Please review my pivot... I needed a way to let the user see the capabilities of the product instantly rather than register and try out the product over a month's trial period. So I managed to create a way to do it in a single click.<p>Would love your feedback<p>Link: http://www.nostonepr.com/
======
donuts
I really like the idea--a low-maintenance and (almost) hassle-free way of
tracking feedback of my web projects across the internet, as opposed to
supervising a multitude of individual social media accounts/platforms for
data.

However, I wasn't happy with the execution or the results for 2 reasons:

1) I felt mislead with your description that I could try this out "in a single
click". It's not a single click. The first click is the initial submit button
("Compile Free Report"), followed by a link to download the actual report. I
automatically get turned off whenever I'm required to download something in
order to try out a service/product. I think it's worse than requiring an
e-mail signup, because I feel like its encroaching on my computer's security
on the local level. The only reason I went through with it anyways was to
provide some feedback.

I feel like you may lose a lot of users this way because you're asking them to
do YOU a favor (download an unknown file from a not-yet trusted source),
without even offering a reason/incentive to them to begin with. I have no idea
what's in the report, or if it will even benefit me. It sounds scammy. It
would be helpful if you at least included a preview of the report prior to the
download link, so that I could determine the value of the report and decide if
I'm interested in downloading the rest on my own accord.

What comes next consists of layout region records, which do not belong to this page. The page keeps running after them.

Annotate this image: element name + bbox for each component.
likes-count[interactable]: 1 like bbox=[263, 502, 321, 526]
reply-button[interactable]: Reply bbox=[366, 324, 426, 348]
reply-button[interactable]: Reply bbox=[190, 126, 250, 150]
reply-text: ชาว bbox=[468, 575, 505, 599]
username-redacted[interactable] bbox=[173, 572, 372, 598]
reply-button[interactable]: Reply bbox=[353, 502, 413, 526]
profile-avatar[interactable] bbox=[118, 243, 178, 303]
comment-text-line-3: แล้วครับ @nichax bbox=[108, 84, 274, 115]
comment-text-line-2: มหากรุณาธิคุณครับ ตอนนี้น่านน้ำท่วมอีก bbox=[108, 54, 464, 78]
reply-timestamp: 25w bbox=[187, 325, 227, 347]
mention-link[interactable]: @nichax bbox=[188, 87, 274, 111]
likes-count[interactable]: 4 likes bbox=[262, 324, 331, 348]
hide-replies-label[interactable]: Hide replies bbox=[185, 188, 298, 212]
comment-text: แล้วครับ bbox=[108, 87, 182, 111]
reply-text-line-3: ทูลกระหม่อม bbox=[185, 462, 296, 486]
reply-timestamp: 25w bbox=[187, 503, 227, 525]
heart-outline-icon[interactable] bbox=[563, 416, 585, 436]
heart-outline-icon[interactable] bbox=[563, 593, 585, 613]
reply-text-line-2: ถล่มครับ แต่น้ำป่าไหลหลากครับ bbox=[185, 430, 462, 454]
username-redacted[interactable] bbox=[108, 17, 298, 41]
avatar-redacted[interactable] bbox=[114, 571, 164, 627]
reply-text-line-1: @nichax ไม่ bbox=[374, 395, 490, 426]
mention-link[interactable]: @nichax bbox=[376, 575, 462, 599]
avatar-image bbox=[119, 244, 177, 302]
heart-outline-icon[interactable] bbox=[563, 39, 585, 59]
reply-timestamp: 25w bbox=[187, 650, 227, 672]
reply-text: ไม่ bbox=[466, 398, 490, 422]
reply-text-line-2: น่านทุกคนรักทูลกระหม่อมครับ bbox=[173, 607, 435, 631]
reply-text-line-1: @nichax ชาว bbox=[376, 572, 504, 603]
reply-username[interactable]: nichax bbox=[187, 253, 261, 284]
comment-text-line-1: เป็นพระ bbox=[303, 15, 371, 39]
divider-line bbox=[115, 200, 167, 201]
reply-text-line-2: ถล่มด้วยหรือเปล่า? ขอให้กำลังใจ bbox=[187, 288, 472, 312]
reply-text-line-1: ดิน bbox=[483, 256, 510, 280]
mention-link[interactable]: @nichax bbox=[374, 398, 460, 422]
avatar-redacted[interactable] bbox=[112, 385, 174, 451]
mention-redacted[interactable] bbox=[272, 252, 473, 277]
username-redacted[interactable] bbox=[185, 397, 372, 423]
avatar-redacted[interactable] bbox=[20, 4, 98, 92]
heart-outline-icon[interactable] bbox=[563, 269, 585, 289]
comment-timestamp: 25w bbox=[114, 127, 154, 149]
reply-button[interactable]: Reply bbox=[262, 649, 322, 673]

2) 50% of my report is blank, and 100% of it is inaccurate. I submitted my
domain willworkforamac.com . My Mixpanel and Google analytics data from the
past month indicates that I've been averaging a couple hundred of unique
visitors a week, from various regions among almost all continents. The report
indicated I had 0 results from today to all time. Did I enter my domain in the
wrong format?

And output files as pdfs? That seems to be the norm, and doc files aren't as
universally compatible (I run an old version of MS Word, for example, so I was
notified of format/layout deficiencies when I opened the file)